Tobirama was deep in thought on some extensive reading in preparation for her interview that she only noticed Izuna as he turned the corner and stopped. He had books and paper of his own in hand and a surprised expression.

“Oh. That is usually were I sit.”

There were several working spaces in the small library, but this table had the best lighting, a perfect view at the fish pond and was hidden by a shelf so that one was not disturbed. It only made sense that someone else valued the spot for all its benefits too.

“My apologies.” Tobirama started packing her stuff, but Izuna interrupted her.

“No! No, stay.” He put his stuff at the opposite end were Tobirama’s things had not spread yet. “We can share.”

Tobirama hesitated, but Izuna nonchalantly opened one of his books, hunched over it and went on with scribbling notes on a sheet of paper covered in doddles. So she went back to work herself, a bit distracted by the constant scratching and she felt more than one side glance on her as she wrote out her practice calculations and drew her sketches.

Unsurprisingly, it was Izuna who broke the silence. “My brother praised you to the major moon and back.”

Tobirama looked up from her notes and caught Izuna’s mustering gaze. “I am not sure what I should say to that.”

He only huffed a laugh. “You needn’t say anything. I’m just curious to see what he finds in you. Your looks are certainly unusual.” His eyes shifted to the arrangement of papers she had gather around herself, varying side calculations and quick remarks. “And that you are good with numbers I can see.”

“For all you know I could be writing done nonsense.”

Madara might have laughed at her teasing, but Izuna scolded. “It certainly cannot be your charming character that he likes.”

Tobirama allowed a small smile. “Probably not, I am a horrible socialiser.”

“Oh, Madara is godawful too.”

“I know.”

“He should praise the ground I walk on, otherwise he wouldn’t have gotten anywhere with the council. Or father, for that matter.”

“He told me about your skills at mediation and his lack thereof. I told him that to be successful it needs both, someone to be bold enough to speak up and someone good enough to settle the dust.”

Now Izuna looked at her ponderingly, before averting his gaze. “You know he has received anonymous death threats, right?”

It had her frown and frozen for a second, but the Tobirama closed her pen to keep the ink from drying and mustered Izuna with a sigh. “No, but I imagined as much. With what he did and how he went about it with such… aggression, I figured that there are people unhappy with him.”

“Most admire him for his bravery. Our father may be stubborn and proud, but even he spoke out for him in front of the council and later the city. During the upcoming inauguration, I expect him to assure his assistance and support.” It eased some of Tobirama's worry to hear him say that.

“I know very little of the inner workings of the court.”

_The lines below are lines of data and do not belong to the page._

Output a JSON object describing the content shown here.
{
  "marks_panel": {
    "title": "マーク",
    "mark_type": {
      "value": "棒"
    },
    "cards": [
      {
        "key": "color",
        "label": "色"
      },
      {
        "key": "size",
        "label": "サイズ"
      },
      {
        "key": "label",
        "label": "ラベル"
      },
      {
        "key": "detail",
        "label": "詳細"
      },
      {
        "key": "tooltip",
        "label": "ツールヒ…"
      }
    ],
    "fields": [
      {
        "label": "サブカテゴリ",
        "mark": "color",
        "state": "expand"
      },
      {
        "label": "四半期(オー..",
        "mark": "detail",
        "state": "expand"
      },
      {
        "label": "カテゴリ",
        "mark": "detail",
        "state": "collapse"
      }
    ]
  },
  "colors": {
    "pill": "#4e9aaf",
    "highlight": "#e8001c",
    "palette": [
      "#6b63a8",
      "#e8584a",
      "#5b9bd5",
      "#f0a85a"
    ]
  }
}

“Oh, you’ll have to find out eventually. The way I see it is that Madara will not want anyone else but you as his wife, so you should start getting used to the attention and the work such a position includes.”

“No offence, but this is nothing of your concern.”

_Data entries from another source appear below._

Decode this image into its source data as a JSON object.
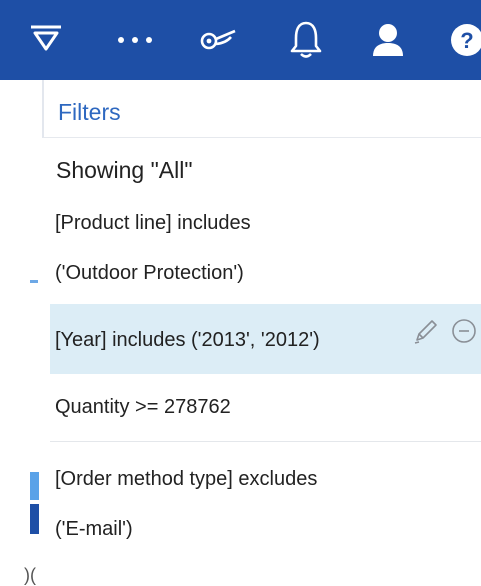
{
  "toolbar": {
    "icons": [
      "filter-icon",
      "more-options-icon",
      "glasses-icon",
      "bell-icon",
      "user-icon",
      "help-icon"
    ],
    "help_glyph": "?",
    "background": "#1e4fa6"
  },
  "left_strip": {
    "partial_text": ")("
  },
  "panel": {
    "title": "Filters",
    "showing": "Showing \"All\"",
    "filters": [
      {
        "lines": [
          "[Product line] includes",
          "('Outdoor Protection')"
        ],
        "selected": false
      },
      {
        "lines": [
          "[Year] includes ('2013', '2012')"
        ],
        "selected": true,
        "actions": [
          "edit-icon",
          "remove-icon"
        ]
      },
      {
        "lines": [
          "Quantity  >= 278762"
        ],
        "selected": false
      },
      {
        "lines": [
          "[Order method type] excludes",
          "('E-mail')"
        ],
        "selected": false
      }
    ]
  },
  "colors": {
    "accent": "#2e68c0",
    "selected_bg": "#dcedf6",
    "toolbar_bg": "#1e4fa6"
  }
}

“You’re certainly just as annoying and proper as him.” He waited for her to say something, but Tobirama only stared and eventually lifted a brow, which somehow teased him further and had his jaw tense. “You should learn how to fence.”

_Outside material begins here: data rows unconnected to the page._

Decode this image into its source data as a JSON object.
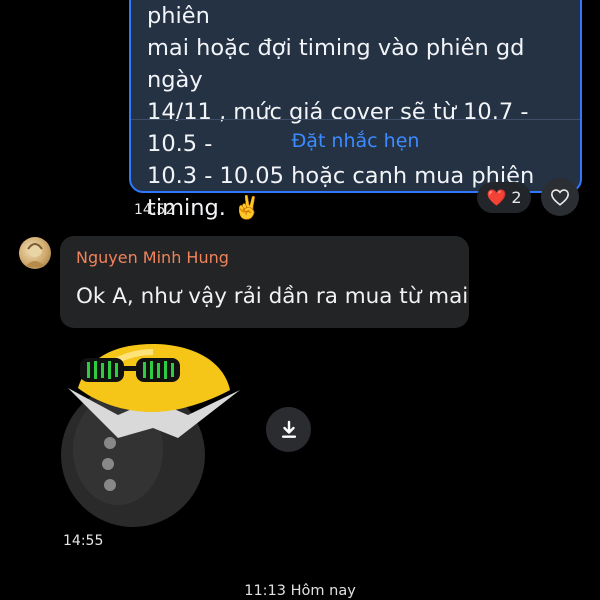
{
  "outgoing_message": {
    "lines": [
      "kiến, mn có thể canh mua lại từ phiên",
      "mai hoặc đợi timing vào phiên gd ngày",
      "14/11 , mức giá cover sẽ từ 10.7 - 10.5 -",
      "10.3 - 10.05 hoặc canh mua phiên",
      "timing. ✌️"
    ],
    "reminder_link": "Đặt nhắc hẹn",
    "reaction": {
      "emoji": "❤️",
      "count": "2"
    },
    "react_icon": "heart-outline-icon",
    "time": "14:52"
  },
  "incoming_message": {
    "sender": "Nguyen Minh Hung",
    "text": "Ok A, như vậy rải dần ra mua từ mai",
    "sticker_icon": "cool-emoji-sticker",
    "download_icon": "download-icon",
    "time": "14:55"
  },
  "separator": {
    "text": "11:13 Hôm nay"
  },
  "colors": {
    "background": "#000000",
    "outgoing_bubble": "#243244",
    "outgoing_border": "#2f78ff",
    "incoming_bubble": "#232426",
    "sender_name": "#f0835a",
    "link": "#3c8bff"
  }
}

That was a sudden shift in topic Tobirama had not anticipated. “Why?”

“So that I can beat you.” Now Izuna grinned and it made him look more like Madara. “At fencing, but also physically.”

And then Tobirama truly laughed. “Tonight before dinner you can show me.”

“I’m a terrible teacher.”

“Good. And I’m a terrible student.”

“Great.”

“Can we work concentrated now? Maybe you can afford to slack of in your studies, but I’ll have to convince ten old men that I am worth to be invested in.” Her interview, which without a doubt, would be draining and demanding.

“Tse.”

 

Fencing, as it turned out, was somehow similar to stick fights, but at the same time nothing like it. That Izuna won all of their small training fights was no surprise to her.

 

What surprised her was Hashirama, who one evening turned up at the front gate with a pack of cards, cherry wine and plenty of coins to gamble away against Madara in the most intense one versus one Tobirama had seen in a long time. Maybe these two could grow to become friends.